No es ésta la ocasión de hacer la historia (breve pero ya abundante) de un movimiento que en poco más de una década ha atravesado como fuego la poesía de los cinco continentes. Baste señalar que tiene una de sus fuentes, y centro de irradiación más intenso, en el Brasil. Aunque aparece casi simultáneamente en varios países (en Italia con Carlo Belloli, en Suiza con Eugen Gomringer, en Suecia con Oyvind Falström, en Brasil con los hermanos de Campos), es indudable que una misteriosa predestinación hace que este movimiento esté signado por las lenguas del Nuevo Mundo: en tanto que Gomringer nace en Bolivia y escribe en español sus primeros poemas concretos, Falström pasa los tres primeros años de su vida en São Paulo. De ahí que aun aquellos poetas que luego habrán de desarrollar sus experimentos en el contexto de otras lenguas parecen marcados de origen por el destino latinoamericano. Esta radicación espiritual en el Nuevo Mundo agradaría en su suprarreal simbolismo a Juan Larrea.
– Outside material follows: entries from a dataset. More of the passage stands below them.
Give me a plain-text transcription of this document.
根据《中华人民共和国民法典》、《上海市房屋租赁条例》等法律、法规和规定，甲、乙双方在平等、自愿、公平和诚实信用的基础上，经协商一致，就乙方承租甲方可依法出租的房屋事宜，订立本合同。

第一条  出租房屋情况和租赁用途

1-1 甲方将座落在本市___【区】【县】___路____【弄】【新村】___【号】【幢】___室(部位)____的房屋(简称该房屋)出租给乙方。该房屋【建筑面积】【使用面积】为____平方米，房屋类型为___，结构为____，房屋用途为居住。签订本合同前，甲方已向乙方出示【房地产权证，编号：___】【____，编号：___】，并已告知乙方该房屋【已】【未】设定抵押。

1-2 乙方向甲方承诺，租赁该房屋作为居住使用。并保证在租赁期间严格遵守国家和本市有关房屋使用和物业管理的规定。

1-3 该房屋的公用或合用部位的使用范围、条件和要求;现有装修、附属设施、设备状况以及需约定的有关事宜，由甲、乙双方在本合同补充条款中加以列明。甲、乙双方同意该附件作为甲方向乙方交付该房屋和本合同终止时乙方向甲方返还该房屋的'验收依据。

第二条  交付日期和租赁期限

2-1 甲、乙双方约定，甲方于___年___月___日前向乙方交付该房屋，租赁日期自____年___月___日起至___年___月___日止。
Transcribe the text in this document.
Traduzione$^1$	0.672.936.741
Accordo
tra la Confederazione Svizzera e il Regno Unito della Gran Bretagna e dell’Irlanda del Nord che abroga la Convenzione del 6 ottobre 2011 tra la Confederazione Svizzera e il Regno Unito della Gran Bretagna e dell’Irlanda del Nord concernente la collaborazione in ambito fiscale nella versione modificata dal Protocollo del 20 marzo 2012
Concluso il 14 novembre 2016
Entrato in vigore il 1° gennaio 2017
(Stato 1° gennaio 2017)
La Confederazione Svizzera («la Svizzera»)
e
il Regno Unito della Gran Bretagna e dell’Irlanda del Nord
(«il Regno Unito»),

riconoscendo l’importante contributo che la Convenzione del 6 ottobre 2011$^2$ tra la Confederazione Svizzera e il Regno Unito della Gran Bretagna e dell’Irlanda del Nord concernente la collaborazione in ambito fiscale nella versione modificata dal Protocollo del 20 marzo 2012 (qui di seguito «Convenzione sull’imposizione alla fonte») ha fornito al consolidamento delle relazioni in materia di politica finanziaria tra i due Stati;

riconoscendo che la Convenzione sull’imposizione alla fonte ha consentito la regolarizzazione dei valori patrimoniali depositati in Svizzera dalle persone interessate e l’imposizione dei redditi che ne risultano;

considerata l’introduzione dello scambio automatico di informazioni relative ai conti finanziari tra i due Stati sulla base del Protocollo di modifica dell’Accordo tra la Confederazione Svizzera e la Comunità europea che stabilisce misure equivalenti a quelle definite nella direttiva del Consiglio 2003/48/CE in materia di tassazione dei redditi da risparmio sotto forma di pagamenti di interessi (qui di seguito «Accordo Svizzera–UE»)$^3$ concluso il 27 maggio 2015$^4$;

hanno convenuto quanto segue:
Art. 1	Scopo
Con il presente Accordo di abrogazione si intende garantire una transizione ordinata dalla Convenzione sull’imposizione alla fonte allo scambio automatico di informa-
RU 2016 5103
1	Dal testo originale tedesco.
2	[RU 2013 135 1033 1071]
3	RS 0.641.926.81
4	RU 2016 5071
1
Pero no pretendo con esto fundamentar una absurda nacionalización de la poesía concreta. Por su propia naturaleza, la poesía concreta es decididamente universal y no sólo trasciende las fronteras lingüísticas sino también las fronteras entre las artes. Cuando los hermanos de Campos y Décio Pignatari trazan la genealogía de su experimentación, invocan precisamente la poesía anglosajona (E. E. Cummings como Pound y Joyce), pero también invocan el cine de Eisenstein y la música de Webern. Por otra parte, el nombre mismo que han elegido para identificar su grupo, Noigandres, es una misteriosa palabra que les llega desde el trovador provenzal Arnaut Daniel por el camino de Ezra Pound (Cantos, XX). Por eso es legítimo acentuar el origen mayormente latinoamericano y específicamente brasileño de este movimiento, sin dejar por eso de subrayar su internacionalidad. Por ser latinoamericano es internacional, habría que decir forzando la paradoja.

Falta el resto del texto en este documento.